EPAS-1/HIF-2 alpha Il plasmide di attivazione CRISPR (h) fornisce un approccio mirato e non distruttivo per sovraregolare l'espressione endogena di EPAS1 senza alterare la sequenza di DNA sottostante.
EPAS-1/HIF-2 alpha Il plasmide di attivazione CRISPR (h) è un sistema SAM (mediatore di attivazione sinergico) a tre plasmidi progettato per la sovraregolazione trascrizionale altamente efficiente e sito-specifica del locus EPAS1 nelle linee cellulari umane.

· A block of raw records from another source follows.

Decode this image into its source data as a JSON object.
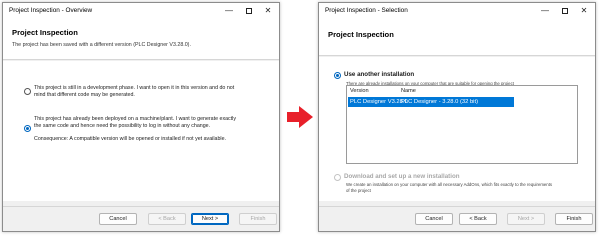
{
  "left": {
    "title": "Project Inspection - Overview",
    "header_title": "Project Inspection",
    "header_desc": "The project has been saved with a different version (PLC Designer V3.28.0).",
    "option1_line1": "This project is still in a development phase. I want to open it in this version and do not",
    "option1_line2": "mind that different code may be generated.",
    "option2_line1": "This project has already been deployed on a machine/plant. I want to generate exactly",
    "option2_line2": "the same code and hence need the possibility to log in without any change.",
    "consequence": "Consequence: A compatible version will be opened or installed if not yet available.",
    "buttons": {
      "cancel": "Cancel",
      "back": "< Back",
      "next": "Next >",
      "finish": "Finish"
    }
  },
  "right": {
    "title": "Project Inspection - Selection",
    "header_title": "Project Inspection",
    "use_another_label": "Use another installation",
    "use_another_desc": "There are already installations on your computer that are suitable for opening the project",
    "columns": [
      "Version",
      "Name"
    ],
    "rows": [
      {
        "version": "PLC Designer V3.28.0",
        "name": "PLC Designer - 3.28.0 (32 bit)"
      }
    ],
    "download_label": "Download and set up a new installation",
    "download_desc_line1": "We create an installation on your computer with all necessary AddOns, which fits exactly to the requirements",
    "download_desc_line2": "of the project",
    "buttons": {
      "cancel": "Cancel",
      "back": "< Back",
      "next": "Next >",
      "finish": "Finish"
    }
  },
  "window_controls": {
    "minimize": "—",
    "maximize": "",
    "close": "✕"
  },
  "colors": {
    "accent": "#0067c0",
    "selection": "#0078d7",
    "arrow": "#e8202a"
  }
}
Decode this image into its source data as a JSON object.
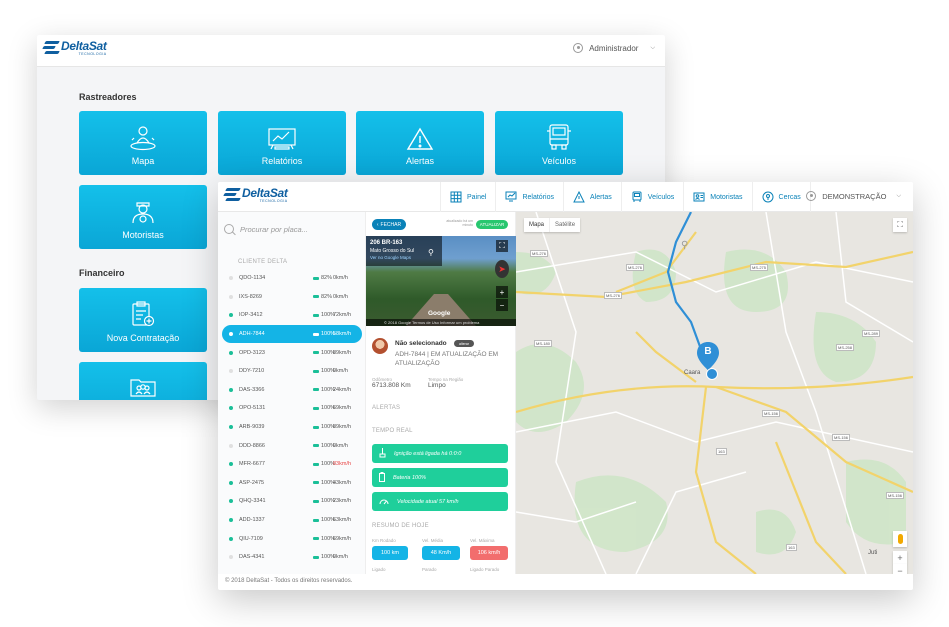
{
  "back": {
    "brand": "DeltaSat",
    "brand_sub": "TECNOLOGIA",
    "user": "Administrador",
    "section_trackers": "Rastreadores",
    "tiles": [
      {
        "label": "Mapa",
        "icon": "map-person-icon"
      },
      {
        "label": "Relatórios",
        "icon": "reports-icon"
      },
      {
        "label": "Alertas",
        "icon": "alert-icon"
      },
      {
        "label": "Veículos",
        "icon": "truck-icon"
      },
      {
        "label": "Motoristas",
        "icon": "driver-icon"
      }
    ],
    "section_finance": "Financeiro",
    "finance_tiles": [
      {
        "label": "Nova Contratação",
        "icon": "new-contract-icon"
      },
      {
        "label": "",
        "icon": "users-folder-icon"
      }
    ]
  },
  "front": {
    "brand": "DeltaSat",
    "brand_sub": "TECNOLOGIA",
    "nav": [
      {
        "label": "Painel",
        "icon": "dashboard-icon"
      },
      {
        "label": "Relatórios",
        "icon": "reports-icon"
      },
      {
        "label": "Alertas",
        "icon": "alert-icon"
      },
      {
        "label": "Veículos",
        "icon": "truck-icon"
      },
      {
        "label": "Motoristas",
        "icon": "driver-icon"
      },
      {
        "label": "Cercas",
        "icon": "fence-icon"
      }
    ],
    "user": "DEMONSTRAÇÃO",
    "search_placeholder": "Procurar por placa...",
    "client_label": "CLIENTE DELTA",
    "vehicles": [
      {
        "plate": "QDO-1134",
        "pct": "82%",
        "speed": "0km/h",
        "on": false,
        "sel": false,
        "alert": false
      },
      {
        "plate": "IXS-8269",
        "pct": "82%",
        "speed": "0km/h",
        "on": false,
        "sel": false,
        "alert": false
      },
      {
        "plate": "IOP-3412",
        "pct": "100%",
        "speed": "72km/h",
        "on": true,
        "sel": false,
        "alert": false
      },
      {
        "plate": "ADH-7844",
        "pct": "100%",
        "speed": "58km/h",
        "on": true,
        "sel": true,
        "alert": false
      },
      {
        "plate": "OPD-3123",
        "pct": "100%",
        "speed": "89km/h",
        "on": true,
        "sel": false,
        "alert": false
      },
      {
        "plate": "DDY-7210",
        "pct": "100%",
        "speed": "0km/h",
        "on": false,
        "sel": false,
        "alert": false
      },
      {
        "plate": "DAS-3366",
        "pct": "100%",
        "speed": "24km/h",
        "on": true,
        "sel": false,
        "alert": false
      },
      {
        "plate": "OPO-5131",
        "pct": "100%",
        "speed": "69km/h",
        "on": true,
        "sel": false,
        "alert": false
      },
      {
        "plate": "ARB-9039",
        "pct": "100%",
        "speed": "89km/h",
        "on": true,
        "sel": false,
        "alert": false
      },
      {
        "plate": "DDD-8866",
        "pct": "100%",
        "speed": "0km/h",
        "on": false,
        "sel": false,
        "alert": false
      },
      {
        "plate": "MFR-6677",
        "pct": "100%",
        "speed": "83km/h",
        "on": true,
        "sel": false,
        "alert": true
      },
      {
        "plate": "ASP-2475",
        "pct": "100%",
        "speed": "43km/h",
        "on": true,
        "sel": false,
        "alert": false
      },
      {
        "plate": "QHQ-3341",
        "pct": "100%",
        "speed": "23km/h",
        "on": true,
        "sel": false,
        "alert": false
      },
      {
        "plate": "ADD-1337",
        "pct": "100%",
        "speed": "63km/h",
        "on": true,
        "sel": false,
        "alert": false
      },
      {
        "plate": "QIU-7109",
        "pct": "100%",
        "speed": "69km/h",
        "on": true,
        "sel": false,
        "alert": false
      },
      {
        "plate": "DAS-4341",
        "pct": "100%",
        "speed": "0km/h",
        "on": false,
        "sel": false,
        "alert": false
      }
    ],
    "footer": "© 2018 DeltaSat - Todos os direitos reservados.",
    "panel": {
      "close_label": "FECHAR",
      "updated_note": "atualizado há um minuto",
      "update_label": "ATUALIZAR",
      "street": {
        "road": "206 BR-163",
        "state": "Mato Grosso do Sul",
        "link": "Ver no Google Maps",
        "logo": "Google",
        "bar": "© 2018 Google   Termos de Uso   Informar um problema"
      },
      "driver_name": "Não selecionado",
      "change_label": "alterar",
      "driver_status": "ADH-7844 | EM ATUALIZAÇÃO EM ATUALIZAÇÃO",
      "odometer_label": "Odômetro",
      "odometer_value": "6713.808 Km",
      "weather_label": "Tempo na Região",
      "weather_value": "Limpo",
      "alerts_heading": "ALERTAS",
      "realtime_heading": "TEMPO REAL",
      "realtime": [
        {
          "text": "Ignição está ligada há 0:0:0",
          "icon": "ignition-icon"
        },
        {
          "text": "Bateria 100%",
          "icon": "battery-icon"
        },
        {
          "text": "Velocidade atual 57 km/h",
          "icon": "speedometer-icon"
        }
      ],
      "summary_heading": "RESUMO DE HOJE",
      "summary": [
        {
          "label": "Km Rodado",
          "value": "100 km",
          "color": "#14b4e6"
        },
        {
          "label": "Vel. Média",
          "value": "48 Km/h",
          "color": "#14b4e6"
        },
        {
          "label": "Vel. Máxima",
          "value": "106 km/h",
          "color": "#f26d6d"
        }
      ],
      "bottom_labels": [
        "Ligado",
        "Parado",
        "Ligado Parado"
      ]
    },
    "map": {
      "tab_map": "Mapa",
      "tab_sat": "Satélite",
      "marker": "B",
      "town": "Caara",
      "town2": "Juti",
      "roads": [
        "MS-276",
        "MS-276",
        "MS-275",
        "MS-276",
        "MS-180",
        "MS-289",
        "MS-156",
        "MS-156",
        "MS-156",
        "163",
        "163",
        "MS-258"
      ]
    },
    "colors": {
      "accent": "#14b4e6",
      "nav": "#0a82b8",
      "green": "#1fcf9b",
      "red": "#f26d6d"
    }
  }
}
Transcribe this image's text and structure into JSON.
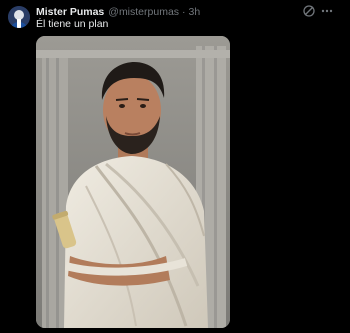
{
  "author": {
    "display_name": "Mister Pumas",
    "handle": "@misterpumas",
    "separator": "·",
    "time": "3h"
  },
  "tweet": {
    "text": "Él tiene un plan"
  },
  "icons": {
    "grok": "grok-icon",
    "more": "more-icon",
    "avatar": "avatar-image"
  },
  "colors": {
    "background": "#000000",
    "primary_text": "#e7e9ea",
    "secondary_text": "#71767b"
  }
}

Il sistema è costruito attorno a una Cas9 cataliticamente inattiva (dCas9) che porta due mutazioni inattivanti (D10A e N863A) che eliminano l'attività nucleasica preservando al contempo il legame con il DNA. Questa dCas9 è fusa con VP64, un potente attivatore trascrizionale, ed è coespressa con un gene di resistenza alla blasticidina per la selezione. Il secondo plasmide codifica la proteina di fusione MS2-p65-HSF1, un complesso attivatore secondario che agisce in sinergia con dCas9-VP64, insieme a un gene di resistenza all'igromicina. Il terzo plasmide codifica un sgRNA specifico per il bersaglio di 20 nt fuso a due aptameri di RNA MS2 che reclutano il complesso MS2-p65-HSF1 nel sito di attivazione, accompagnato da un gene di resistenza alla puromicina. I tre plasmidi vengono somministrati in un rapporto di massa 1:1:1 per un'espressione bilanciata di tutti i componenti del sistema.
Una volta assemblato nel locus bersaglio, il complesso SAM si lega a circa 200 bp a monte del sito di inizio della trascrizione EPAS1, dove VP64, p65 e HSF1 agiscono in modo concertato per reclutare il machinery trascrizionale e guidare la sovraregolazione dell'espressione endogena di EPAS-1/HIF-2 alpha. A differenza della Cas9 con attività nucleasica, dCas9 non introduce rotture a doppio filamento né modifica la sequenza genomica, preservando il locus EPAS1 nativo e consentendo lo studio delle risposte trascrizionali dipendenti da EPAS-1/HIF-2 alpha nel locus endogeno, rendendolo uno strumento prezioso per studi funzionali, l'identificazione di geni bersaglio e la modellizzazione del ripristino della via EPAS-1/HIF-2 alpha nelle cellule tumorali con espressione di EPAS1 silenziata o ridotta.
Solo per uso di ricerca. Non destinato a uso diagnostico o terapeutico.